Но в детстве «невидимый ребенок» испытывает из-за этого разрушительный, подавляющий и всепоглощающий стыд. Ему может быть стыдно за все что угодно, и этот стыд отражает отношение к ребенку его родителя или опекуна. «Невидимому ребенку» может казаться, что он отвратительный, жадный или просто «какой-то не такой», – словом, он ощущает нехватку какого-то важного человеческого качества. Ребенок будет настолько стыдиться себя, что даже его личность и душа будет казаться ему постыдными.
Он будет стыдиться того, что не может полностью скрыть свое «позорное Я». Того, что он тревожится и не уверен в себе. Того, что не любит шумные и довольно агрессивные игры, которые любят другие дети. Ему будет стыдно осознавать, что ему не нравится ходить в клубы и на вечеринки, которые принято любить. Будет стыдно от того, что он заторможенный, социально неуклюжий и не способен легко заводить друзей. Стыдно заслужить ярлык «интроверта» или «социофоба»…
И вдобавок ко всему этому ему будет стыдно, что он не может просто взять и измениться. «Невидимые дети», как правило, живут с ощущением, что постоянно себя подводят, и винить в своих несчастьях, кроме себя, им некого. Таким образом, у их стыда есть несколько слоев, которые накладываются друг на друга и образуют глубокое, токсичное чувство, с которым они не могут справиться.
Я заметила, как Оливии стыдно за то, что она не может позволить мне к ней приблизиться. Однако это только верхний слой, за которым скрывается стыд за внутреннюю необходимость извиняться перед партнером из-за ощущения, что она не такая, как все. Еще один слой стыда связан с ощущением собственной неполноценности, за которым скрывается следующий слой стыда – из-за чувства, что она никому не нужна. У нее есть даже отголосок стыда, который испытывала ее мать, когда забеременела, не будучи в отношениях с отцом ребенка.

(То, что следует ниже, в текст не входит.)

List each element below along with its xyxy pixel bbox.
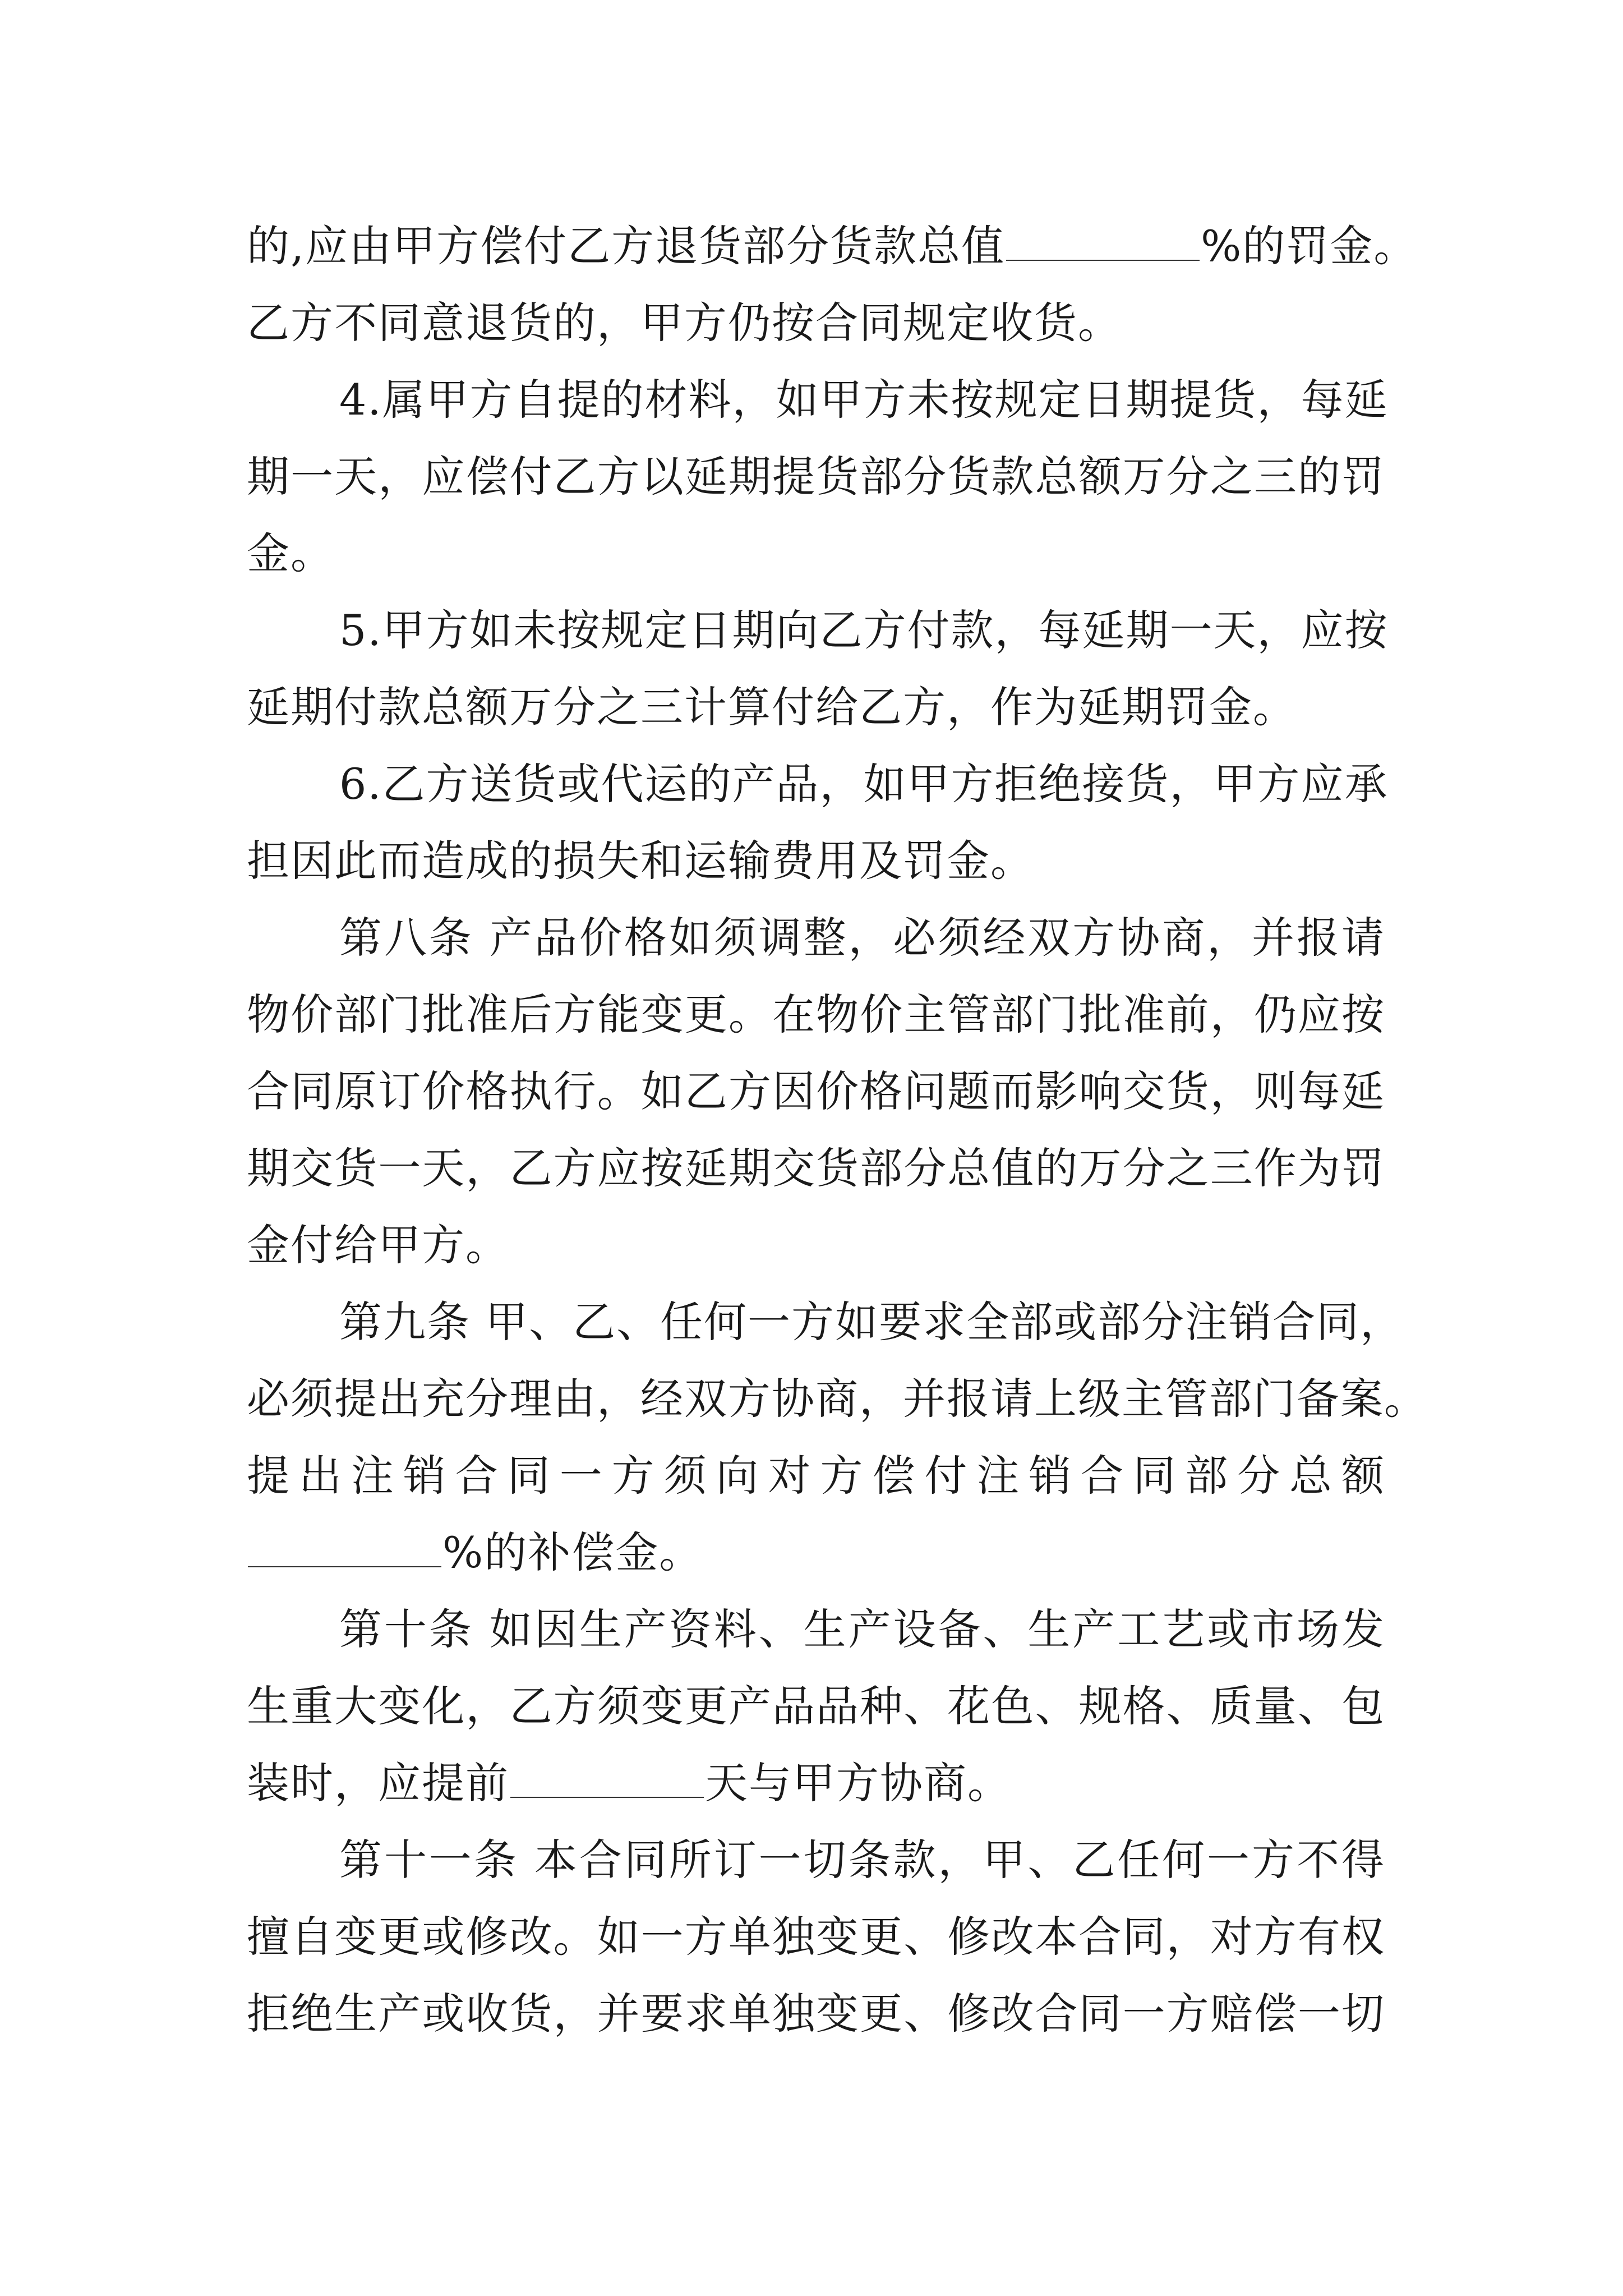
document-body [247,208,1428,2052]
article-11-heading-line: 第十一条 本合同所订一切条款，甲、乙任何一方不得 [339,1835,1385,1885]
text-segment: %的补偿金。 [442,1527,703,1577]
text-segment: 的,应由甲方偿付乙方退货部分货款总值 [247,221,1006,271]
text-line: 物价部门批准后方能变更。在物价主管部门批准前，仍应按 [247,990,1385,1039]
text-line: 延期付款总额万分之三计算付给乙方，作为延期罚金。 [247,682,1297,732]
paragraph-start-line: 6.乙方送货或代运的产品，如甲方拒绝接货，甲方应承 [339,759,1389,809]
text-line [247,1514,1385,1591]
text-line: 金付给甲方。 [247,1220,509,1270]
text-line: 期交货一天，乙方应按延期交货部分总值的万分之三作为罚 [247,1143,1385,1193]
text-line: 担因此而造成的损失和运输费用及罚金。 [247,836,1034,886]
text-line: 期一天，应偿付乙方以延期提货部分货款总额万分之三的罚 [247,452,1385,501]
fill-in-blank [510,1757,704,1798]
article-9-heading-line: 第九条 甲、乙、任何一方如要求全部或部分注销合同， [339,1297,1404,1347]
text-segment: 装时，应提前 [247,1758,509,1808]
text-line: 拒绝生产或收货，并要求单独变更、修改合同一方赔偿一切 [247,1989,1385,2039]
text-line [247,208,1418,284]
paragraph-start-line: 4.属甲方自提的材料，如甲方未按规定日期提货，每延 [339,375,1389,425]
fill-in-blank [248,1527,441,1567]
text-line: 金。 [247,528,334,578]
text-line: 必须提出充分理由，经双方协商，并报请上级主管部门备案。 [247,1374,1428,1424]
text-line: 擅自变更或修改。如一方单独变更、修改本合同，对方有权 [247,1912,1385,1962]
text-line: 提出注销合同一方须向对方偿付注销合同部分总额 [247,1451,1385,1501]
paragraph-start-line: 5.甲方如未按规定日期向乙方付款，每延期一天，应按 [339,605,1389,655]
fill-in-blank [1006,220,1200,261]
article-8-heading-line: 第八条 产品价格如须调整，必须经双方协商，并报请 [339,913,1385,963]
text-line: 合同原订价格执行。如乙方因价格问题而影响交货，则每延 [247,1066,1385,1116]
article-10-heading-line: 第十条 如因生产资料、生产设备、生产工艺或市场发 [339,1604,1385,1654]
text-line: 乙方不同意退货的，甲方仍按合同规定收货。 [247,298,1122,348]
text-line [247,1745,1385,1821]
text-segment: %的罚金。 [1201,221,1418,271]
text-segment: 天与甲方协商。 [705,1758,1011,1808]
text-line: 生重大变化，乙方须变更产品品种、花色、规格、质量、包 [247,1681,1385,1731]
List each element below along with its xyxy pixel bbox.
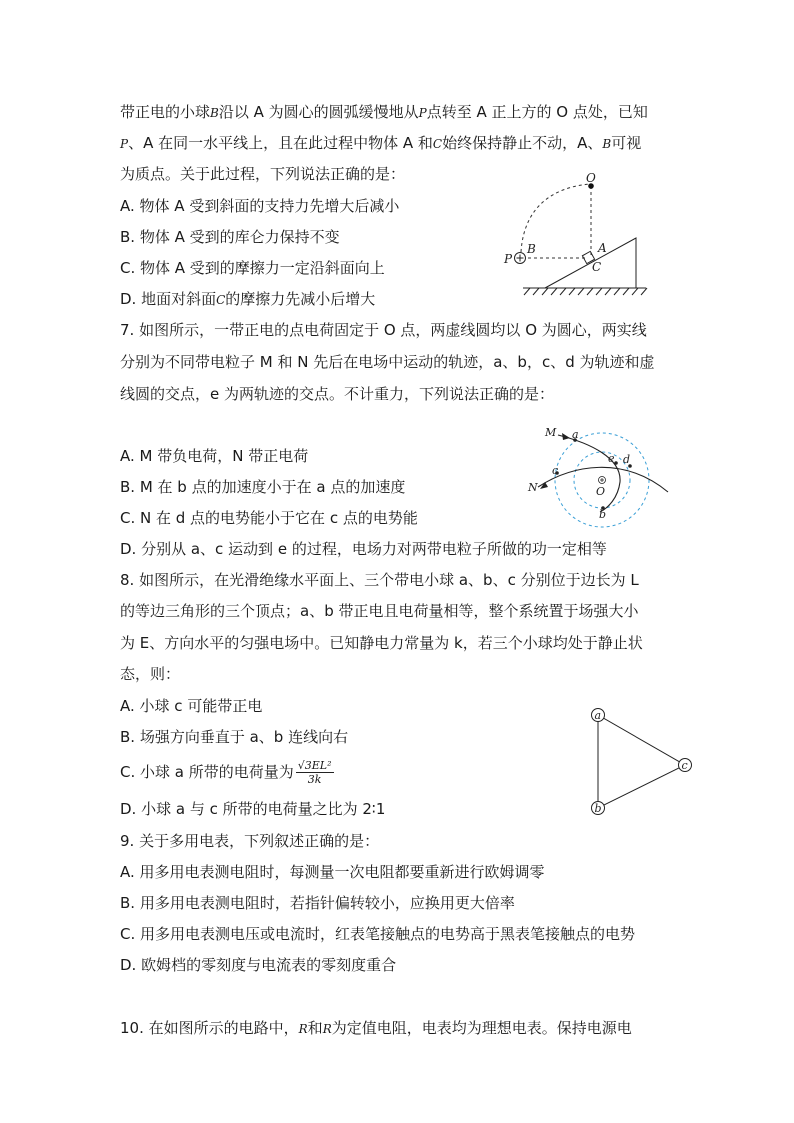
var-C: C [432,137,443,151]
q8-option-b: B. 场强方向垂直于 a、b 连线向右 [120,728,349,746]
label-a: a [594,709,602,722]
point-e [614,461,618,465]
label-A: A [598,241,607,255]
q7-option-c: C. N 在 d 点的电势能小于它在 c 点的电势能 [120,509,418,527]
q7-option-a: A. M 带负电荷，N 带正电荷 [120,447,309,465]
q9-option-b: B. 用多用电表测电阻时，若指针偏转较小，应换用更大倍率 [120,894,515,912]
var-P: P [120,137,129,151]
q9-option-c: C. 用多用电表测电压或电流时，红表笔接触点的电势高于黑表笔接触点的电势 [120,925,636,943]
q8-option-c: C. 小球 a 所带的电荷量为 $\frac{\text{√3EL²}}{3k}$ [120,759,332,786]
q6-option-d: D. 地面对斜面C的摩擦力先减小后增大 [120,290,376,308]
q10-stem-line1: 10. 在如图所示的电路中，R和R为定值电阻，电表均为理想电表。保持电源电 [120,1019,632,1037]
q6-incline-figure [500,170,660,300]
label-c: c [552,464,559,477]
label-e: e [608,452,615,465]
q7-stem-line1: 7. 如图所示，一带正电的点电荷固定于 O 点，两虚线圆均以 O 为圆心，两实线 [120,321,647,339]
q9-option-d: D. 欧姆档的零刻度与电流表的零刻度重合 [120,956,397,974]
q6-option-b: B. 物体 A 受到的库仑力保持不变 [120,228,340,246]
q8-option-d: D. 小球 a 与 c 所带的电荷量之比为 2∶1 [120,800,386,818]
trajectory-M [558,435,620,512]
var-C: C [216,293,226,307]
q8-option-a: A. 小球 c 可能带正电 [120,697,263,715]
var-B: B [602,137,612,151]
label-c: c [681,759,688,772]
q9-stem: 9. 关于多用电表，下列叙述正确的是： [120,832,380,850]
label-P: P [504,252,513,266]
var-P: P [418,106,427,120]
var-R2: R [322,1022,332,1036]
label-N: N [528,481,538,494]
label-b: b [599,508,607,521]
label-M: M [545,426,557,439]
triangle [598,715,685,808]
arrow-M [562,433,570,440]
q7-option-d: D. 分别从 a、c 运动到 e 的过程，电场力对两带电粒子所做的功一定相等 [120,540,607,558]
q8-stem-line1: 8. 如图所示，在光滑绝缘水平面上、三个带电小球 a、b、c 分别位于边长为 L [120,571,639,589]
q6-stem-line2: P、A 在同一水平线上，且在此过程中物体 A 和C始终保持静止不动，A、B可视 [120,134,642,152]
q6-option-a: A. 物体 A 受到斜面的支持力先增大后减小 [120,197,400,215]
q7-trajectory-figure [525,420,675,535]
q9-option-a: A. 用多用电表测电阻时，每测量一次电阻都要重新进行欧姆调零 [120,863,545,881]
q8-stem-line2: 的等边三角形的三个顶点；a、b 带正电且电荷量相等，整个系统置于场强大小 [120,602,639,620]
q7-option-b: B. M 在 b 点的加速度小于在 a 点的加速度 [120,478,406,496]
label-C: C [592,260,602,274]
charge-fraction: $\frac{\text{√3EL²}}{3k}$ [297,759,332,786]
label-a: a [572,428,579,441]
ground-hatching [524,288,647,295]
q8-triangle-figure [585,700,695,820]
q8-stem-line4: 态，则： [120,665,181,683]
q8-stem-line3: 为 E、方向水平的匀强电场中。已知静电力常量为 k，若三个小球均处于静止状 [120,634,643,652]
var-B: B [210,106,219,120]
var-R1: R [298,1022,308,1036]
q7-stem-line3: 线圆的交点，e 为两轨迹的交点。不计重力，下列说法正确的是： [120,385,554,403]
q6-stem-line1: 带正电的小球B沿以 A 为圆心的圆弧缓慢地从P点转至 A 正上方的 O 点处，已知 [120,103,648,121]
incline-wedge [545,238,636,288]
label-B: B [527,242,536,256]
label-O: O [586,171,596,185]
q6-option-c: C. 物体 A 受到的摩擦力一定沿斜面向上 [120,259,385,277]
label-O: O [596,485,606,498]
q7-stem-line2: 分别为不同带电粒子 M 和 N 先后在电场中运动的轨迹，a、b，c、d 为轨迹和虚 [120,353,655,371]
q6-stem-line3: 为质点。关于此过程，下列说法正确的是： [120,165,406,183]
label-d: d [623,453,631,466]
label-b: b [594,802,602,815]
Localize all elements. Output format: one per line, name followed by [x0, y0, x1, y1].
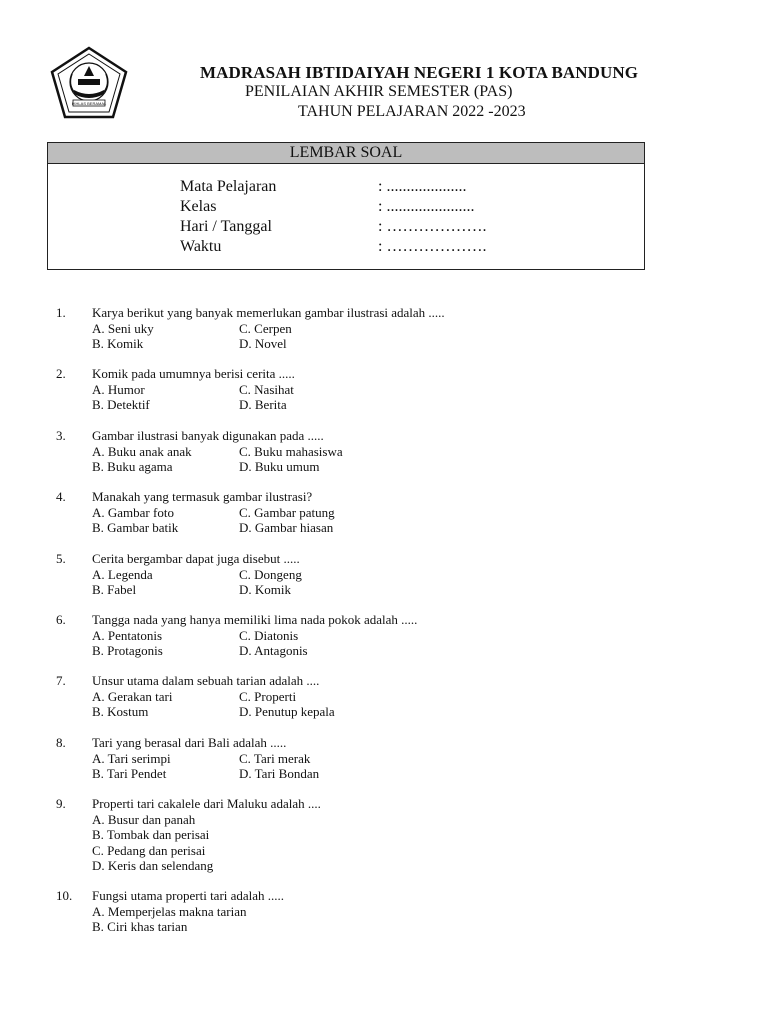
- option: C. Gambar patung: [239, 504, 335, 520]
- school-name: MADRASAH IBTIDAIYAH NEGERI 1 KOTA BANDUNG: [200, 63, 639, 82]
- question-number: 4.: [56, 489, 66, 504]
- question-text: Cerita bergambar dapat juga disebut .....: [92, 551, 300, 566]
- option: D. Penutup kepala: [239, 704, 335, 719]
- field-label-time: Waktu: [180, 238, 222, 255]
- question-number: 2.: [56, 366, 66, 381]
- option: C. Properti: [239, 688, 297, 704]
- question-number: 10.: [56, 888, 73, 903]
- question-number: 8.: [56, 735, 66, 750]
- field-value-subject: : ....................: [378, 178, 467, 195]
- field-label-class: Kelas: [180, 198, 217, 215]
- question-text: Karya berikut yang banyak memerlukan gambar ilustrasi adalah .....: [92, 305, 445, 320]
- question-text: Tangga nada yang hanya memiliki lima nada pokok adalah .....: [92, 612, 418, 627]
- field-value-class: : ......................: [378, 198, 475, 215]
- option: C. Diatonis: [239, 627, 299, 643]
- option: B. Fabel: [92, 582, 137, 597]
- question-number: 9.: [56, 796, 66, 811]
- sheet-title: LEMBAR SOAL: [48, 143, 644, 164]
- option: D. Berita: [239, 397, 287, 412]
- question-text: Komik pada umumnya berisi cerita .....: [92, 366, 295, 381]
- option: B. Komik: [92, 336, 144, 351]
- question-text: Gambar ilustrasi banyak digunakan pada .....: [92, 428, 324, 443]
- logo-text: IKHLAS BERAMAL: [71, 101, 107, 106]
- field-value-date: : ……………….: [378, 218, 487, 235]
- option: A. Gerakan tari: [92, 688, 173, 704]
- question-number: 3.: [56, 428, 66, 443]
- option: A. Busur dan panah: [92, 811, 196, 827]
- option: A. Pentatonis: [92, 627, 163, 643]
- question-text: Unsur utama dalam sebuah tarian adalah ....: [92, 673, 320, 688]
- option: B. Ciri khas tarian: [92, 919, 188, 934]
- option: A. Gambar foto: [92, 504, 174, 520]
- option: A. Buku anak anak: [92, 443, 192, 459]
- field-value-time: : ……………….: [378, 238, 487, 255]
- option: D. Novel: [239, 336, 287, 351]
- ministry-logo: [50, 46, 128, 120]
- option: C. Nasihat: [239, 381, 294, 397]
- exam-title: PENILAIAN AKHIR SEMESTER (PAS): [245, 83, 513, 100]
- option: D. Buku umum: [239, 459, 320, 474]
- option: B. Tari Pendet: [92, 766, 167, 781]
- field-label-date: Hari / Tanggal: [180, 218, 272, 235]
- option: B. Gambar batik: [92, 520, 179, 535]
- option: D. Keris dan selendang: [92, 858, 214, 873]
- option: C. Buku mahasiswa: [239, 443, 343, 459]
- question-text: Tari yang berasal dari Bali adalah .....: [92, 735, 287, 750]
- option: A. Seni uky: [92, 320, 154, 336]
- question-number: 6.: [56, 612, 66, 627]
- option: D. Tari Bondan: [239, 766, 320, 781]
- option: B. Tombak dan perisai: [92, 827, 210, 842]
- option: C. Dongeng: [239, 566, 302, 582]
- option: B. Detektif: [92, 397, 150, 412]
- option: A. Tari serimpi: [92, 750, 171, 766]
- academic-year: TAHUN PELAJARAN 2022 -2023: [298, 103, 526, 120]
- option: D. Gambar hiasan: [239, 520, 334, 535]
- option: C. Cerpen: [239, 320, 292, 336]
- option: A. Memperjelas makna tarian: [92, 903, 247, 919]
- option: B. Buku agama: [92, 459, 173, 474]
- option: B. Protagonis: [92, 643, 163, 658]
- question-number: 1.: [56, 305, 66, 320]
- option: A. Humor: [92, 381, 145, 397]
- exam-info-box: [47, 142, 645, 270]
- option: D. Komik: [239, 582, 291, 597]
- option: B. Kostum: [92, 704, 149, 719]
- option: D. Antagonis: [239, 643, 308, 658]
- option: C. Tari merak: [239, 750, 311, 766]
- field-label-subject: Mata Pelajaran: [180, 178, 277, 195]
- question-text: Properti tari cakalele dari Maluku adalah ....: [92, 796, 321, 811]
- question-text: Manakah yang termasuk gambar ilustrasi?: [92, 489, 313, 504]
- question-number: 7.: [56, 673, 66, 688]
- option: C. Pedang dan perisai: [92, 842, 206, 858]
- question-number: 5.: [56, 551, 66, 566]
- question-text: Fungsi utama properti tari adalah .....: [92, 888, 285, 903]
- option: A. Legenda: [92, 566, 153, 582]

Мортимер также часто испытывает стыд. Его стыд больше связан с тем, что ему кажется, что он разочаровал родителей и ничего не добился в этой жизни. Однако, поскольку глубоко внутри он на самом деле довольно амбициозен, его унижает и необходимость ходить на терапию, и большинство моих вмешательств, которые, как ему кажется, указывают на его недостатки. Его идея: «Я должен был давным-давно сам в этом разобраться» продолжает наполнять его стыдом и является серьезным препятствием для прогресса в терапии. Таким образом, наша задача – отделить его здоровые и ориентированные на развитие амбиции от стыда и зависти к другим.
Я уже писала о Перл, которая испытывает стыд из-за своих недостатков и неспособности быть лучшей матерью. Более того, она постоянно оказывается перед дилеммой: ей стыдно за то, что она не заботится о себе, но при этом если она начнет о себе заботиться, ей будет стыдно, потому что тогда, как ей кажется, ее будут считать эгоисткой. Наша первостепенная задача – сделать так, чтобы эта дилемма перестала давить на нее так сильно. Однако ее стыд простирается еще дальше: она думает, что если бы она была «нормальным человеком», то давным-давно бы уже с этим разобралась и заботилась бы и об окружающих, и о себе. И это является дополнительной причиной для стыда.